Und genau hier.........fup Motor aus nix geht mehr........... Das Wasser im Ausgleichsbehälter des Kühlers Kochte wie Sau und Spritzte zischend auf den Unendlich heißen Motorblock. Das ging so ca. 20 Minuten so weiter. Nach weiterem ewigen warten füllten wir dann den Kühler wieder auf und Starteten den Motor. Na ja wir haben es zumindest versucht, aber es tat sich nichts , nicht ein kleiner mux. Hatte ich erwähnt das ca.40Grad wahren und nirgends nur ein Fizel Schatten zu finden war. :)

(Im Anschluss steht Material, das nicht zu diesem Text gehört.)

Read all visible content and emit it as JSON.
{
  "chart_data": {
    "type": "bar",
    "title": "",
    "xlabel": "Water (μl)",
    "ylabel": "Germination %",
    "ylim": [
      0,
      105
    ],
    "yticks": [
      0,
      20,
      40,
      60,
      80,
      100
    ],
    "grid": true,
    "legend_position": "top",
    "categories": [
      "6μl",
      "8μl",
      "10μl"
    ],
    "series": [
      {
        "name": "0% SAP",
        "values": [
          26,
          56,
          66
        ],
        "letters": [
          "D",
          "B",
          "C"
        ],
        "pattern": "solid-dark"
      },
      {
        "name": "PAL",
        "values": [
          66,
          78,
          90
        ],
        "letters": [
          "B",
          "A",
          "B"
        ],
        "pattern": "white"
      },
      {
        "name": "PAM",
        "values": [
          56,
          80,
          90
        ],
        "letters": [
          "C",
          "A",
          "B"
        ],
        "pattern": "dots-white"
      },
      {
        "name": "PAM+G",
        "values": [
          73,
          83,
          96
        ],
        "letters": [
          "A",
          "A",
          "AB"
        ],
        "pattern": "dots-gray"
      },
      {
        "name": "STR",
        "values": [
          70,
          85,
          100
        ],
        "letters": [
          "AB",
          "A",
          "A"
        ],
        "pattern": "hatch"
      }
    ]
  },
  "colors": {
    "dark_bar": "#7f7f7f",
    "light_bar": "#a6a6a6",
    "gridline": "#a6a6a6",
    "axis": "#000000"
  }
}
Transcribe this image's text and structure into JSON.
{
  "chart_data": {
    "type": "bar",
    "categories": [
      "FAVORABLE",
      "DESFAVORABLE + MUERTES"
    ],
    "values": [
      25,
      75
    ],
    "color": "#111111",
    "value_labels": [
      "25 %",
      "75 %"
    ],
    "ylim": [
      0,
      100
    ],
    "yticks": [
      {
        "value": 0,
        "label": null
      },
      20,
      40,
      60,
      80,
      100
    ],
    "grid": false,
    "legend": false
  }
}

Genau so hatte ich mir das vorgestellt.......hahahahahah
Nach weiterem Warten und checken der Sicherungen sahen wir ein Auto am Horizont..........
Ein Womo.
Winkend standen wir am Straßenrand.
Der Womo fahrer hielt auf uns zu und stoppte nur kurz hinter unserer Schrott Karre.
Wir erklärten ihm die sachlage und er bot uns an einen von uns mit in die nächste Stadt zu nehmen damit wir den Pannendienst rufen können. (Mitten in der Wüste hatte keiner von uns Empfang)
Kurz bevor sich das Womo in Bewegung setzte hetzte Torsten noch einmal hektisch zum Fenster und fragte ob er ein Paar Eiswürfel für uns hätte..... für Guun.
Die Frau lächelte und sagte na klar :)
Somit konnten wir mitten in der Wüste ein Glas Wein mit Eiswürfeln genießen. Der Hammer :)
Nach sehr kurzer zeit standen unsere Retter aber schon wieder vor unserem Auto.
Ihnen ist eingefallen wie teuer abschleppen hier draußen ist und sie boten uns an den Abschlepp Part zu übernehmen. Dabei hatten sie nicht bedacht das es noch gut 120Km bis ins nächste Dorf war.
Aber wir freuten uns.
Los ging es...... mit 50Kmh durch die Wüste :)
Unser etwas verträumter Fahrer hing zum ersten mal am Abschleppseil und so mußte es ja so kommen das er bei einer Senke zu nah auffuhr und über das Seil fuhr.
RAAATSCH BUM.......
Und das Seil war gerissen:)
Neuer Knoten neues Glück und weiter ging es.
!!!!!!Shark Bay !!!!!
Auf dem Campingplatz angekommen schlugen wir unsere micro Zelte auf und Warteten auf den Örtliche Kfz Heini.
Ein Bild für die Götter es stiegen 2 Unglaublich schräge Gestalten aus, am frühen Morgen bekam ich meinen ersten lach Anfall. SUPER.
Sie nahmen das Auto mit und kurze zeit später stand fest...... KAPUTT.
Nun mussten wir wohl mit dem Bus weiter....... Grrrrrrrrrrr
Aber ansonsten wunder schön hier, Traumhafte Strände, Kristall klares blaues Wasser, Super nette Einheimische Leute.
Und ein Paar nette Tiere lernte ich auch noch kennen, Emus und Delfine. Das ganze krabbel zeug was sich hier so rum trieb schließe ich nicht mit in die Kategorie Nett ein.
Eine Fahrt mit Einheimischen Fischern Stand auch noch mit auf dem Programm, wie schon gesagt die Leute hier sind unglaublich lustig und nett.
Wie gesagt sind wir ja nun leider auf den Bus angewiesen..... Kostenpunkt, schlappe 200Dollar für 1100Km. + 67 Dollar um zu dem Road-Hause zu kommen von dem der Bus abfährt.
Aber wieder einmal war auch diese fahrt unglaublich lustig und voller neuer eindrücke.